Пыточная на вора и цареотступника Илюшку Зерщикова
Первая правда, дословная или доподлинная, которая не есть правда
"Великое воровство вершил на Дону, Нижней Волге и Слободской Украине вор и злодей Кондрашка Булавин. Он, тать проклятый, не послушавшись атамана и домовитых старшин, учинил злодейство в Шульгин-городке, в одну ночь тихо и без ружей вырезал ножами-засапожниками и кривыми саблями тысячный отряд стрельцов и самого боярина Долгорукого не помиловал. А Зерщиков с Лукьяном Максимовым тогда собрали домовитых да разбили Кондрашку вместе с его сбродом мужицким, хотели его в полон взять и головой царю выдать. А Кондрашка-то успел заколдовать себя, черной галкой стал. Крыльями взмахнул, окаянный, полетел в Сечь к запорожцам подмоги просить. И привел с Запорожья в Пристанской городок на Хопре видимо-невидимо воровских людей, поплыл по Хопру и Дону, великой силой осадил Черкасск…
И так уж вышло – прокричали того вора Булавина войсковым атаманом, и возгорелся он дьявольскою мыслею идти с войском сбродным на Азов и Москву… И верные ему атаманы разбойные Хохлач, да Сенька Драный, да Никишка Голый, да Игнашка Некрасов зело преуспели, по всему Дону и Нижней Волге гуляли, бояр и царских людей нещадно били, Царицын и Камышин грабили, под Саратов и Воронеж подступали.
А Илюха Зерщиков – верный царю человек – предался Кондрашке с тайным умыслом: время подгадать, великий урон ему сделать, а после и с головой выдать.

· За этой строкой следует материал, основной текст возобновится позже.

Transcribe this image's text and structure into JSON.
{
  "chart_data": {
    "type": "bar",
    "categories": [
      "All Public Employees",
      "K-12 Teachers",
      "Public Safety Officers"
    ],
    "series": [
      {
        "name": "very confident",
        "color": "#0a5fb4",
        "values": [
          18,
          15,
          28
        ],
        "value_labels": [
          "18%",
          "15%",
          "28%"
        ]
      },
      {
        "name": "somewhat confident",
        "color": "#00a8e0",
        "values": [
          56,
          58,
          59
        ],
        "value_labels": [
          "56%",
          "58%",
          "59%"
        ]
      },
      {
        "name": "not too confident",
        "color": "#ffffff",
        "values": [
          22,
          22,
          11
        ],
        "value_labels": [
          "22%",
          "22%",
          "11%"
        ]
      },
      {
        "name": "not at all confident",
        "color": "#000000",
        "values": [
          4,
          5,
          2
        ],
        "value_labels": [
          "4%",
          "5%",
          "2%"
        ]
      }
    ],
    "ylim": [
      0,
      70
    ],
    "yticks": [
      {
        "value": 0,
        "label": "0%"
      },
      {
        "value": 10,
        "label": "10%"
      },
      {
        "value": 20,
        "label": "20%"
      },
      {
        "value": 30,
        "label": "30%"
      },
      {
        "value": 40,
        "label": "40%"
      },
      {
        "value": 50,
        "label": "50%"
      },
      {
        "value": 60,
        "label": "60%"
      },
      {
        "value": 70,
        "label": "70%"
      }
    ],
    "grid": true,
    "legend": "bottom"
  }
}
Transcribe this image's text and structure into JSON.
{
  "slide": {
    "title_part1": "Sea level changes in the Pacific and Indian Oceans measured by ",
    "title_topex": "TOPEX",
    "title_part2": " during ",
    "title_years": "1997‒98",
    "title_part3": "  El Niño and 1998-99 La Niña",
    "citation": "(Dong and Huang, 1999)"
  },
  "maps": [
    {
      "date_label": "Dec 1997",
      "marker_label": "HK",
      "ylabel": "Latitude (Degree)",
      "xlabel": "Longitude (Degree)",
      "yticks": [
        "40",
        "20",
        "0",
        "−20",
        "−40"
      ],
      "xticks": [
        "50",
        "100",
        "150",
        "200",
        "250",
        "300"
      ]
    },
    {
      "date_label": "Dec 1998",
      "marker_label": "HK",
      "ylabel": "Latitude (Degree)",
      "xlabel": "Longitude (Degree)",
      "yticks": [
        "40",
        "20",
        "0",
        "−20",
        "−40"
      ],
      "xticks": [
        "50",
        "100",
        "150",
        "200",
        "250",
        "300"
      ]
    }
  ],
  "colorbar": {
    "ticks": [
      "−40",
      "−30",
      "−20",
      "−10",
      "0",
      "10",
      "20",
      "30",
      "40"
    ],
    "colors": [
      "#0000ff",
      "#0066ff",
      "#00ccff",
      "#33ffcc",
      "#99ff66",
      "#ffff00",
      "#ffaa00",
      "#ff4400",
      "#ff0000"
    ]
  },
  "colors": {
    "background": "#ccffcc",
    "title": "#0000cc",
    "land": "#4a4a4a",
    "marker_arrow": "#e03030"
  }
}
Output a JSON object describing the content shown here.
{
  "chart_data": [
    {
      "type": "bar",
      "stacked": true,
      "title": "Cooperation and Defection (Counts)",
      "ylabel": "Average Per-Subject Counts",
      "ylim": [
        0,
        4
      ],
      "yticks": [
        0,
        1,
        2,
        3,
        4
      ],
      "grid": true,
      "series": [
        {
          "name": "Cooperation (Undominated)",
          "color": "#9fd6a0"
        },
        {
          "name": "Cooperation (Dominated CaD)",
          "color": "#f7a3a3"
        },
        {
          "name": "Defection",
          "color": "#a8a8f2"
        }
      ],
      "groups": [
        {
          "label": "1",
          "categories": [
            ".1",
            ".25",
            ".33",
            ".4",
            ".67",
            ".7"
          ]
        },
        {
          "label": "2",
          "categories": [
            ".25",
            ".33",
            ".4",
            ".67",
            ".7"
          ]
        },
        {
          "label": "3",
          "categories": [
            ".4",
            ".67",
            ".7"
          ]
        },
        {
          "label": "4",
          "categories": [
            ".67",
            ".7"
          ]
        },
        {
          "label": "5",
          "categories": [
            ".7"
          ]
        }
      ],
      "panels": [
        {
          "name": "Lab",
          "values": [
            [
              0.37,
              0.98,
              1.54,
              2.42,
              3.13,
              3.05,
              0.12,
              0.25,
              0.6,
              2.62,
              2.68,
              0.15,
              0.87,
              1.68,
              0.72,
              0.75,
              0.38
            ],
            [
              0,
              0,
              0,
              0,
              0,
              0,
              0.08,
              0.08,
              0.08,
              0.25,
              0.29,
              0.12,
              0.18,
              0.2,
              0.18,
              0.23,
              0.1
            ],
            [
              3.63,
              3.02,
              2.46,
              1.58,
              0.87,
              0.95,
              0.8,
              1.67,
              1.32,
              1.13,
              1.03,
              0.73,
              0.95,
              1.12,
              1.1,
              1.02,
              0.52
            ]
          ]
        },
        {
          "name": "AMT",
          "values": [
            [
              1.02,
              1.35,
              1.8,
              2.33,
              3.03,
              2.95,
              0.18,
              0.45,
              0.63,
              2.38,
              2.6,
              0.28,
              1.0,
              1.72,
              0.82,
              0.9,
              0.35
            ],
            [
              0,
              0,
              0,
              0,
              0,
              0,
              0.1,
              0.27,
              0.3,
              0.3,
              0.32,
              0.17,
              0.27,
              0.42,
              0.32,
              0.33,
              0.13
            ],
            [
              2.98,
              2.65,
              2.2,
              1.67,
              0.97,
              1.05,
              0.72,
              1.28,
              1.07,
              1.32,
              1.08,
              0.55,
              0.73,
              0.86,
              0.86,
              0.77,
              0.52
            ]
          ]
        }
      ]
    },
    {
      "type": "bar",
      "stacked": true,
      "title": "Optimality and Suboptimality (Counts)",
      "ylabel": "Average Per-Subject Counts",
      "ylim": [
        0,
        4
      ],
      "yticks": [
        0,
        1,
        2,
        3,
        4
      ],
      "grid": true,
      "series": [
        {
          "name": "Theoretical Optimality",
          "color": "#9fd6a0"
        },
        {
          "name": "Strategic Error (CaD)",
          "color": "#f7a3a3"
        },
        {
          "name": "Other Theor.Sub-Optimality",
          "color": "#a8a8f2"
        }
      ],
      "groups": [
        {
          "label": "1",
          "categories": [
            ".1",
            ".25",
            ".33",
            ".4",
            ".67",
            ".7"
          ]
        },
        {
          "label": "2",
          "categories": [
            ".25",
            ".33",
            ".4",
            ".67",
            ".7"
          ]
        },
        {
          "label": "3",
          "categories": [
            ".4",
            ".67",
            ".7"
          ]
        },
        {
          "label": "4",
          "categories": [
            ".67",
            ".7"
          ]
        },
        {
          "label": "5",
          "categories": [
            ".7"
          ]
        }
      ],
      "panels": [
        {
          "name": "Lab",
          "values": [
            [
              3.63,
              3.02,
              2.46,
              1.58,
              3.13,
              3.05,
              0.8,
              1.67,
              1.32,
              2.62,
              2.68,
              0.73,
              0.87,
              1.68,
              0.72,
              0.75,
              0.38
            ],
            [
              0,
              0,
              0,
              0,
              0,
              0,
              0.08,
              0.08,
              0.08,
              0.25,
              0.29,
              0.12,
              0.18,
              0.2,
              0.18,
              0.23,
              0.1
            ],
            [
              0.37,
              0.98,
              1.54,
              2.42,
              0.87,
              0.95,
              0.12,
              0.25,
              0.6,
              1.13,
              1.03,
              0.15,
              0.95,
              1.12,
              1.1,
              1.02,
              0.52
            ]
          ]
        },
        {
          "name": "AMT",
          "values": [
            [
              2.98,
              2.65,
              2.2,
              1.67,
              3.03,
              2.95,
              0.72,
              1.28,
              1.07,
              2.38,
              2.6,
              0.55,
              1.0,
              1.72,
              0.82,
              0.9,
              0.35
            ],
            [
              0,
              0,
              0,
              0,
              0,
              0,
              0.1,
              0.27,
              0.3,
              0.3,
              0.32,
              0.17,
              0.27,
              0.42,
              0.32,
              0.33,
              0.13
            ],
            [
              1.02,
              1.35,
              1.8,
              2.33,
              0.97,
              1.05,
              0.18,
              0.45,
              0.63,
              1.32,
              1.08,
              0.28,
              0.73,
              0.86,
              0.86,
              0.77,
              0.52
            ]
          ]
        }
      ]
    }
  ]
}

И господь не оставил Илюху милостью. Вышла удача. О прошлом годе, ближе к осени, собрал Илюха верных своих людей – Тимоху Соколова, Степку Ананьина и многих иных старшин, – и защучили они Кондрашку Булавина с семьей в избе, осадили хоромы его, хотели живьем взять для царского суда и расправы. Но не дался он живым – бабу свою нареченную смерти предал по взаимному их согласию и дочку стрелил, а потом и себя – последней пулей. Так было.
А тело его выдали они полковнику Василию Долгорукому, коего царь послал на Дон великий сыск править и за брата казненного мстить…"

4

Пыточная на вора и цареотступника Илюшку Зерщикова
Правда вторая, подлинная, на дыбе и колесе, в которой есть ложь
… Приехал Илья Зерщиков к Лукьяну Максимову совет держать. А там уже Кондратий Булавин с той же кровной заботой. Сидят у стола, облокотясь, каждый темнее тучи, думу думают.
Никого, кроме них, в атаманских хоромах, слуг разослали, жену Лукьян притворил в спальной. Тайна смертная…
— Слыхали, что деется, атаманы-молодцы? — с порога начал Илюха, не успев как следует перекреститься в передний угол. — Прирожденных казаков и то не милуют! А пришлых – под гребло, в старые имения высылают под стражей. А хоть бы и беглые – куда нам без них? Кого по царской разверстке на войну будем посылать? Да у меня их, дьяволов, тоже шешнадцать голов! Табуны пасут, рыбу ловят, полотно ткут. Куда я без них?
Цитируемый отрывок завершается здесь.